Performing a transaction

What's a Transaction?

A transaction demarcates a "unit of work" operating on the database, ie. a series of operations that must either complete successfully, or if it is aborted at any stage, must not affect the data in the database at all. Hence the process of completing a transaction is called the "commit" operation, and the process of aborting it and undoing any changes it may have made is called "rollback."

All access to the database in libpqxx™ must go through a transaction object, so familiarity with this class family's interface is essential.

Creating a transaction object

Creating a transaction object is not normally something you will have to do. The transactor class, discussed below, will take care of that and some other red tape besides. Still, there are cases where creating the object is unavoidable (when acting on multiple database connections simultaneously) or just plain easier to do.
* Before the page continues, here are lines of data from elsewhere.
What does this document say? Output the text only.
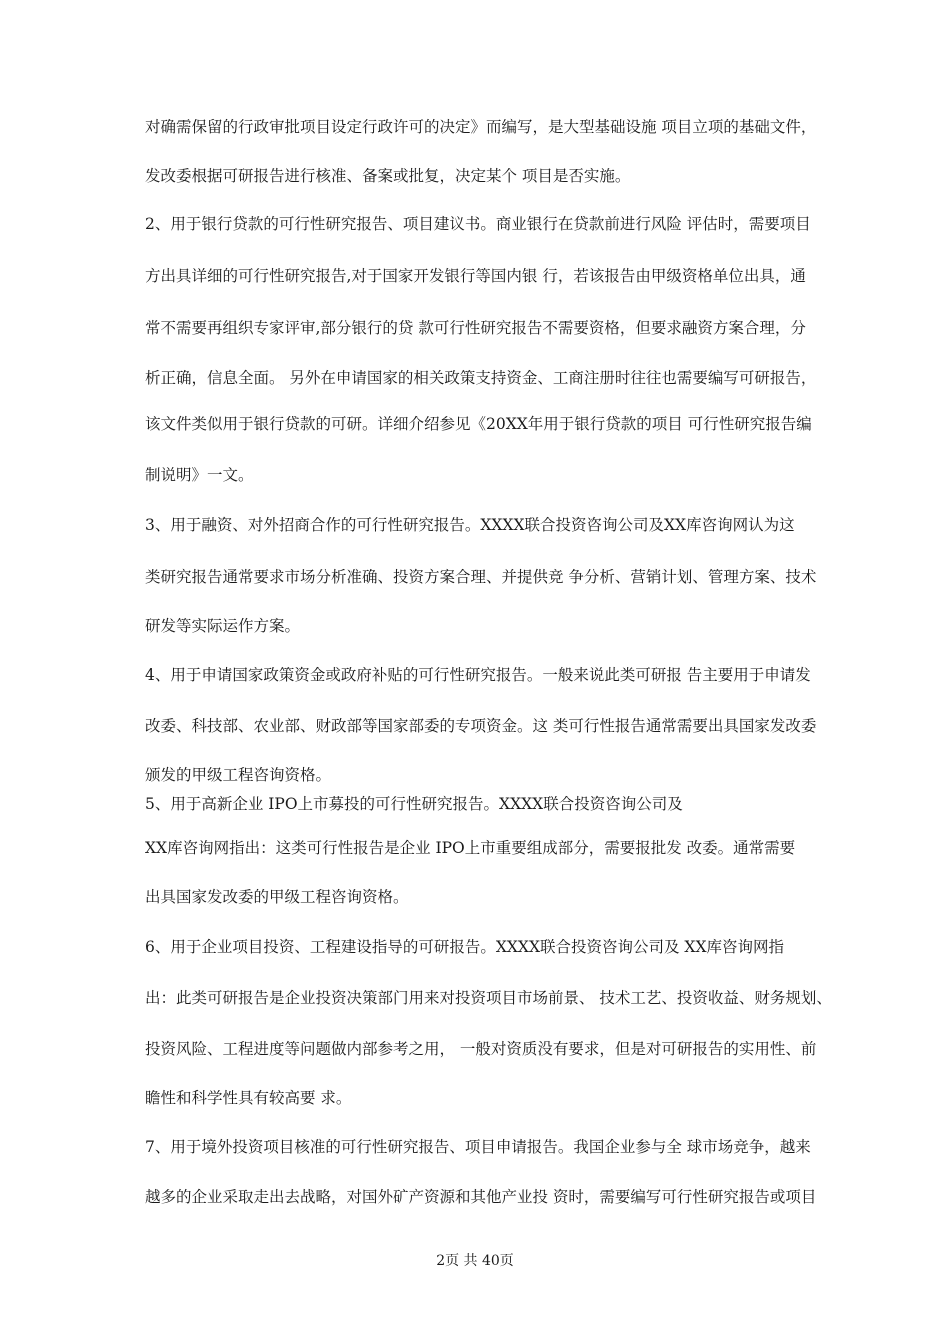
对确需保留的行政审批项目设定行政许可的决定》而编写，是大型基础设施 项目立项的基础文件，
发改委根据可研报告进行核准、备案或批复，决定某个 项目是否实施。
2、用于银行贷款的可行性研究报告、项目建议书。商业银行在贷款前进行风险 评估时，需要项目
方出具详细的可行性研究报告,对于国家开发银行等国内银 行，若该报告由甲级资格单位出具，通
常不需要再组织专家评审,部分银行的贷 款可行性研究报告不需要资格，但要求融资方案合理，分
析正确，信息全面。 另外在申请国家的相关政策支持资金、工商注册时往往也需要编写可研报告，
该文件类似用于银行贷款的可研。详细介绍参见《20XX年用于银行贷款的项目 可行性研究报告编
制说明》一文。
3、用于融资、对外招商合作的可行性研究报告。XXXX联合投资咨询公司及XX库咨询网认为这
类研究报告通常要求市场分析准确、投资方案合理、并提供竞 争分析、营销计划、管理方案、技术
研发等实际运作方案。
4、用于申请国家政策资金或政府补贴的可行性研究报告。一般来说此类可研报 告主要用于申请发
改委、科技部、农业部、财政部等国家部委的专项资金。这 类可行性报告通常需要出具国家发改委
颁发的甲级工程咨询资格。
5、用于高新企业 IPO上市募投的可行性研究报告。XXXX联合投资咨询公司及
XX库咨询网指出：这类可行性报告是企业 IPO上市重要组成部分，需要报批发 改委。通常需要
出具国家发改委的甲级工程咨询资格。
6、用于企业项目投资、工程建设指导的可研报告。XXXX联合投资咨询公司及 XX库咨询网指
出：此类可研报告是企业投资决策部门用来对投资项目市场前景、 技术工艺、投资收益、财务规划、
投资风险、工程进度等问题做内部参考之用， 一般对资质没有要求，但是对可研报告的实用性、前
瞻性和科学性具有较高要 求。
7、用于境外投资项目核准的可行性研究报告、项目申请报告。我国企业参与全 球市场竞争，越来
越多的企业采取走出去战略，对国外矿产资源和其他产业投 资时，需要编写可行性研究报告或项目
2页 共 40页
Please consider using a transactor whereever possible.

When creating a transaction, pass it the connection object it is to act on, and optionally an identifying name for your transaction. The name, which need not be unique but should begin with a letter and may contain only letters, digits and underscores, can be used by libpqxx™ to make some error messages more specific.

	    transaction<> Xaction(Conn, "DemoTransaction");
	  

Or, alternatively (once you get fed up with typing transaction<>):

	    work Xaction(Conn, "DemoTransaction");
	  

The lifetime of the transaction object demarcates the unit of work. Its construction marks the beginning of the transaction, and its destruction means that the transaction is ended--whether through commit or rollback.

The transaction class hierarchy is built on the principle of "explicit commit," ie. the commit operation must always be explicit in the code. If the transaction is destroyed before a commit was given, the transaction is implicitly aborted (rolled back). If your transaction makes no changes to the database, however, there is nothing to commit or roll back and the commit may safely be omitted.

Destroying the connection object while the transaction still exists is an error that may result in a program crash, although the library will try to log an error message. Transactions cannot be copied, nor assigned, nor constructed without a connection (default-constructed); attempts to do any of these will result in compile errors.